First, it's excitement that we get to go back to the doctor, check on the baby, see it, and make sure all is well. Then the night before the appointment, there isn't much sleep. Then the morning of, you can't get to the doctors office early enough, fast enough. And then the worst part, the waiting room. Hurry up and wait. Let the anxiety build. Then you're expecting an ultrasound and almost fly through the roof when they tell you they don't think you have one scheduled today. I'm sorry, what?! I'm not leaving here without SEEING my baby and it's heart beating. So, into the ultrasound room you go, and we thought the waiting room was bad...the ultrasound room is like a torture chamber. This is the dark, quiet room, where you are sure your world is going to come crashing down... again. But thankfully, you see baby, you see baby's heart beating away. And almost all is right with the world once again. Almost. Until the next thing to worry about pops up or just the next routine doctors appointment.
I wish with all my heart, that I could be a normal pregnant person. I wish we could be normal, excited parents-to-be. I wish our first baby girl wasn't dead. I wish we weren't always waiting for the other shoe to drop. I could spend the rest of my life wishing we were normal, but that simply cannot be. Our lives are not normal. Normal parents aren't always missing their first born baby. We will miss her until the day we die. Normal parents don't fear being pregnant and getting to bring life into this world.
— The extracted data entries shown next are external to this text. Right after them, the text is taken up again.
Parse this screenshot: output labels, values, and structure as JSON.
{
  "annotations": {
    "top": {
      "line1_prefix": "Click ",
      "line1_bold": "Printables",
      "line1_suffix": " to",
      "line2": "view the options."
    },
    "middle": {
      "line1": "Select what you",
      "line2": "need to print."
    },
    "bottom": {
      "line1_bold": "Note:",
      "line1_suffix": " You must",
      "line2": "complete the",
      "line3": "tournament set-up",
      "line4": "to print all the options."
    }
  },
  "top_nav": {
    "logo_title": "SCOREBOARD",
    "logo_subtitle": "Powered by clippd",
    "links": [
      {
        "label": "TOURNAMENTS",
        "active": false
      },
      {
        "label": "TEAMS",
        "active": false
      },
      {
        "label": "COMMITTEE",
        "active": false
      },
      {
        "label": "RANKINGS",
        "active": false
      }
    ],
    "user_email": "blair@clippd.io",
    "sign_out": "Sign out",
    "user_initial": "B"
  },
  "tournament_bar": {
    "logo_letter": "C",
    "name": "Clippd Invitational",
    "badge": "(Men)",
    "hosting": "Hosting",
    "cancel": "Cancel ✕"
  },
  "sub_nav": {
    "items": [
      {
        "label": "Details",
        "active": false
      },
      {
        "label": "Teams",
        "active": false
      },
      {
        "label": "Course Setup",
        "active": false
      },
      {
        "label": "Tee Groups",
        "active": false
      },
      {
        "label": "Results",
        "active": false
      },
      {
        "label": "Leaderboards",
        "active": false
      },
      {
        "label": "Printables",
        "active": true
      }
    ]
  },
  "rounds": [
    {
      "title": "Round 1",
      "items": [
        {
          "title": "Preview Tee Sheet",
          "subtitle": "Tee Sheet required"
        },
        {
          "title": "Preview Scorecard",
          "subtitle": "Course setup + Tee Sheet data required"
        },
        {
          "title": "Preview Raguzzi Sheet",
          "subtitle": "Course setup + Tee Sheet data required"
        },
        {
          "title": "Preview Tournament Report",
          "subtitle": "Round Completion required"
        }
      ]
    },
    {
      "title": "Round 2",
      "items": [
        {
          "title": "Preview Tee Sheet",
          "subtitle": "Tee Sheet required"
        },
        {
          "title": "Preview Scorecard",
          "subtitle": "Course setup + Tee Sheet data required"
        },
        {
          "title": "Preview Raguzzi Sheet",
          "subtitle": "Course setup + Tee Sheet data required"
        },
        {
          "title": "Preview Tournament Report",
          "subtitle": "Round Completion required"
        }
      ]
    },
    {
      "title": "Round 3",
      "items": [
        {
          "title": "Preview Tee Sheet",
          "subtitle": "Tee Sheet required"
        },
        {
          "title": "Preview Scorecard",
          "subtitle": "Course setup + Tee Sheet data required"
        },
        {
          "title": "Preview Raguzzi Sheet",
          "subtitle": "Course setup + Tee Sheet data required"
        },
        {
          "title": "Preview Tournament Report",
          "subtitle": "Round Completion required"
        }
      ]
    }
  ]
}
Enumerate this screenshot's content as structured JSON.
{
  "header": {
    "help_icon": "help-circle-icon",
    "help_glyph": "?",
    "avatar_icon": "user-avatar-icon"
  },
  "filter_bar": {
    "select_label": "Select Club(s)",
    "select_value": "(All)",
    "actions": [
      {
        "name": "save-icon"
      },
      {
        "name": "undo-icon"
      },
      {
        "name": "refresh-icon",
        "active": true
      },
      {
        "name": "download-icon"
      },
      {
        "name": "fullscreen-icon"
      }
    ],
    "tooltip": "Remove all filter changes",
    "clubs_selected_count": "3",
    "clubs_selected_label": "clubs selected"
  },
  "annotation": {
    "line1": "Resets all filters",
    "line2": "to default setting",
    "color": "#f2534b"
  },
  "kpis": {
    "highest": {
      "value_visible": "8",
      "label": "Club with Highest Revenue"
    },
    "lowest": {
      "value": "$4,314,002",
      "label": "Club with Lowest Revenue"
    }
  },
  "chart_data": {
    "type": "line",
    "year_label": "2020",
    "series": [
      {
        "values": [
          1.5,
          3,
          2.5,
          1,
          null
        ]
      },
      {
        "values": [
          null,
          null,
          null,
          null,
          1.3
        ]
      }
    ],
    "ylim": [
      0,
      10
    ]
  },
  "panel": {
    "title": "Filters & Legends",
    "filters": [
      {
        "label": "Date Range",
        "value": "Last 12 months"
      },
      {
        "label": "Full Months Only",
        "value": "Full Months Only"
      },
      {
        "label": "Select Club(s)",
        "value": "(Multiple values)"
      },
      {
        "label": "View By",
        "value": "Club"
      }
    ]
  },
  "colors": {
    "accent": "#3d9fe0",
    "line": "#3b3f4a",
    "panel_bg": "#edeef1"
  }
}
We will forever fear pregnancy, this one and any other one we are blessed with, until the end of time.
Although we're exhausted from the anxiety, and ever present grief, it was a great doctors appointment and baby is doing wonderful. In even better news, they let us schedule our c-section for 37 weeks exactly. Hey, the earlier we can safely get this rainbow baby in our arms, the better! Making Monday, November 24th the official birthdate. I don't have to say "is it December yet?!" But instead, is it November yet?! Baby can share a birthday month with big sister. You don't mind do you, baby Stella?
And best of all, I lost another Monday. Only 16 left now!